Psychosynthesis is a psychology of hope, with its eye not only on history, but also on a purposeful future giving individuals the capacity to reorient their lives in the direction of meaning and values.
Psychosynthesis has also been described as a psychology of the Self, in that the realms of human experience also include matters of soul and spirit, alongside physical and emotional experiences and thoughts and mental processes.
Behind our many identifications resides a deeper knowledge of Self that can be felt, nurtured and strengthened with compassionate attention, a process Dr. Roberto Assagioli referred to as ‘Disidentification’. It is the action of attending to this more integral sense of Self – that includes both the uniquely personal and the transpersonal – that lies at the heart of Psychosynthesis practice.
Dr. Assagioli, the founding father of Psychosynthesis psychology, stressed the importance of the human ‘impulse towards wholeness’ and of the longing and striving for a more authentic and truer experience of Self, recognising the unfolding potential inherent in that.

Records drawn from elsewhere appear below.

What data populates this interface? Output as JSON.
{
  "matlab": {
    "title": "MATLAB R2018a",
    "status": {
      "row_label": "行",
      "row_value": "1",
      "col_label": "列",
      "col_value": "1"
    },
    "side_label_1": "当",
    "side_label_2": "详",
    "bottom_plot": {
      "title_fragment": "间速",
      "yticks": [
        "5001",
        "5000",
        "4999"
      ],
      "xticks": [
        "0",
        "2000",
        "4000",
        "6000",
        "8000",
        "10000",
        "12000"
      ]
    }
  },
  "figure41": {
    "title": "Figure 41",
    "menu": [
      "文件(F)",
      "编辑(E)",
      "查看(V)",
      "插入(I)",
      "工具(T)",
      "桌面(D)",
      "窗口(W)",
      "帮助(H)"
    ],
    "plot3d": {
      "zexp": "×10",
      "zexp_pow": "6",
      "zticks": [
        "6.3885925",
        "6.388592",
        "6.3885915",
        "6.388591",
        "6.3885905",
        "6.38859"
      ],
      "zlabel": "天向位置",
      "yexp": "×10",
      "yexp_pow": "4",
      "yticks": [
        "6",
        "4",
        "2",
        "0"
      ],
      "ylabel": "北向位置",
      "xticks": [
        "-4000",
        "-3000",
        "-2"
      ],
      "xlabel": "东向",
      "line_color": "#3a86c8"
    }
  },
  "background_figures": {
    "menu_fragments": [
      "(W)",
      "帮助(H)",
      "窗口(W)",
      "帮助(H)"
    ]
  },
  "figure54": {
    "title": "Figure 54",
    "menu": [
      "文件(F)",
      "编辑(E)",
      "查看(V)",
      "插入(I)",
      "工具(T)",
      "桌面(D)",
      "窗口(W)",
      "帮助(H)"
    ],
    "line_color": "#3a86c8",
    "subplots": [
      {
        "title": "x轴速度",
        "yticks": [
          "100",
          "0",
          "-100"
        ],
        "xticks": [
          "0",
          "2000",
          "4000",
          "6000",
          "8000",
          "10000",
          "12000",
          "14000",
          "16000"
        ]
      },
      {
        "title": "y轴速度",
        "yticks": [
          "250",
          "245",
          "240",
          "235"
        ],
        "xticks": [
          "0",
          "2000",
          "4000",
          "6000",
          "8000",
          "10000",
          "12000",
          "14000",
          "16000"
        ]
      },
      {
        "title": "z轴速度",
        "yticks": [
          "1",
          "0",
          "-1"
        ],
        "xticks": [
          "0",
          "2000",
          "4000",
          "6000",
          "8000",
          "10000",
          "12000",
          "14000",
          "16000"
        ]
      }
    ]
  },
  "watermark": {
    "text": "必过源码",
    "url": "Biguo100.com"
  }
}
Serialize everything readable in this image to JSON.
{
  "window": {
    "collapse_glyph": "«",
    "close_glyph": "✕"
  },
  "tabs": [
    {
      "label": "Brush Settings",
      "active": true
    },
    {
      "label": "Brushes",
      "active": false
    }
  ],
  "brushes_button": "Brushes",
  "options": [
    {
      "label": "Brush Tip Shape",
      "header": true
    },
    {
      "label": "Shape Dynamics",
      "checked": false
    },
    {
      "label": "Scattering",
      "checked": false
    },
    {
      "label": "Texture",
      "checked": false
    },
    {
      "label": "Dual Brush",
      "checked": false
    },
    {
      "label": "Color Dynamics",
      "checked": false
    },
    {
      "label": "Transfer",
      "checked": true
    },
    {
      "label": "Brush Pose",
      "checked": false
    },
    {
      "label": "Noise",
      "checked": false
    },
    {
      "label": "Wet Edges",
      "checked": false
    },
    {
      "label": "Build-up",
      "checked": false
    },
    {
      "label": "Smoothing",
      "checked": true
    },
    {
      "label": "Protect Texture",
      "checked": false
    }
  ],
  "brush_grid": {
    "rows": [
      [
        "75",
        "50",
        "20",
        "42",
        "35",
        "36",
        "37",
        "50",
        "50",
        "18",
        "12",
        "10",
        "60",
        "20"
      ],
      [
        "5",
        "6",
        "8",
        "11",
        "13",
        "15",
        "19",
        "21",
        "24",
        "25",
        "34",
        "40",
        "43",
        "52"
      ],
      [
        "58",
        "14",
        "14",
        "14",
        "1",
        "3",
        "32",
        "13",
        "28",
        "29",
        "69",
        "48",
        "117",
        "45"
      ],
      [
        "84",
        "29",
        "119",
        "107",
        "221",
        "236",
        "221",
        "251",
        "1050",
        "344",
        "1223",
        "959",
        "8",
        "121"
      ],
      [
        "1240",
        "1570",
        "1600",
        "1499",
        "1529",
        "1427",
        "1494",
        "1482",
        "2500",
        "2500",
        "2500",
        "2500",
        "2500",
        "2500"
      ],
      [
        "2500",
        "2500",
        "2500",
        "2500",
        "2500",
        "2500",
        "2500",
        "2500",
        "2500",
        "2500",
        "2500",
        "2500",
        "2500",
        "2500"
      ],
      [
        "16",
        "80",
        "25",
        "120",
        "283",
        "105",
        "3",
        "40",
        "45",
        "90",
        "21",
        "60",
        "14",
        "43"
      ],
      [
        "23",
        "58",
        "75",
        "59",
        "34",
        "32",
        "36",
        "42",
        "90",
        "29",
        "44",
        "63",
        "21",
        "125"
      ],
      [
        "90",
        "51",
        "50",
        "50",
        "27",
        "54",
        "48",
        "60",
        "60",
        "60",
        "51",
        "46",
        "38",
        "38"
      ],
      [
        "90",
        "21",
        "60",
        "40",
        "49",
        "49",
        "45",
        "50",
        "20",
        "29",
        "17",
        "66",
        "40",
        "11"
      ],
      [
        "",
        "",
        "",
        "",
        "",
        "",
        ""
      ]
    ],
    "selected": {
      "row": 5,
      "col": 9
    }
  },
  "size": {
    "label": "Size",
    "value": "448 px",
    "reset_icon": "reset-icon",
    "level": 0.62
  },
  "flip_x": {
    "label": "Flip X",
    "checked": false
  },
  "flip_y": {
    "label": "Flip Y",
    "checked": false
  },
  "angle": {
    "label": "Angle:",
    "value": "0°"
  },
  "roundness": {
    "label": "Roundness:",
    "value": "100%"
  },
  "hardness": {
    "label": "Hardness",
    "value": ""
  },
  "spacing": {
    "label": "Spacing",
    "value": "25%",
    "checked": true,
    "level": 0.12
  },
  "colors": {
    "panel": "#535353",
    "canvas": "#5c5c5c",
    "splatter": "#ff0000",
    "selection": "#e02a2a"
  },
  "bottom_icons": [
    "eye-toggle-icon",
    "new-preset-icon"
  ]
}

And as that conscious connection to Self becomes more integrated, the relationship inevitably extends beyond the personal to a sense of connection and responsibility too for the ‘greater whole’ – whether that is expressed in terms of the planet, our ecological footprint, community, our contribution to something of meaning or our interconnectedness with all things.
Personal crises and difficulties and the inevitable resonance with past wounding will often spark a desire to explore the psychological and relational worlds more deeply and with greater purpose. Working within a Psychosynthesis framework the focus will concurrently be on what might be unfolding at the level of soul, spirit and Self that these opportunities bring. Holding open the often unexpected creative possibilities inherent in what ‘may yet be’ or what is attempting to make itself known – The Self.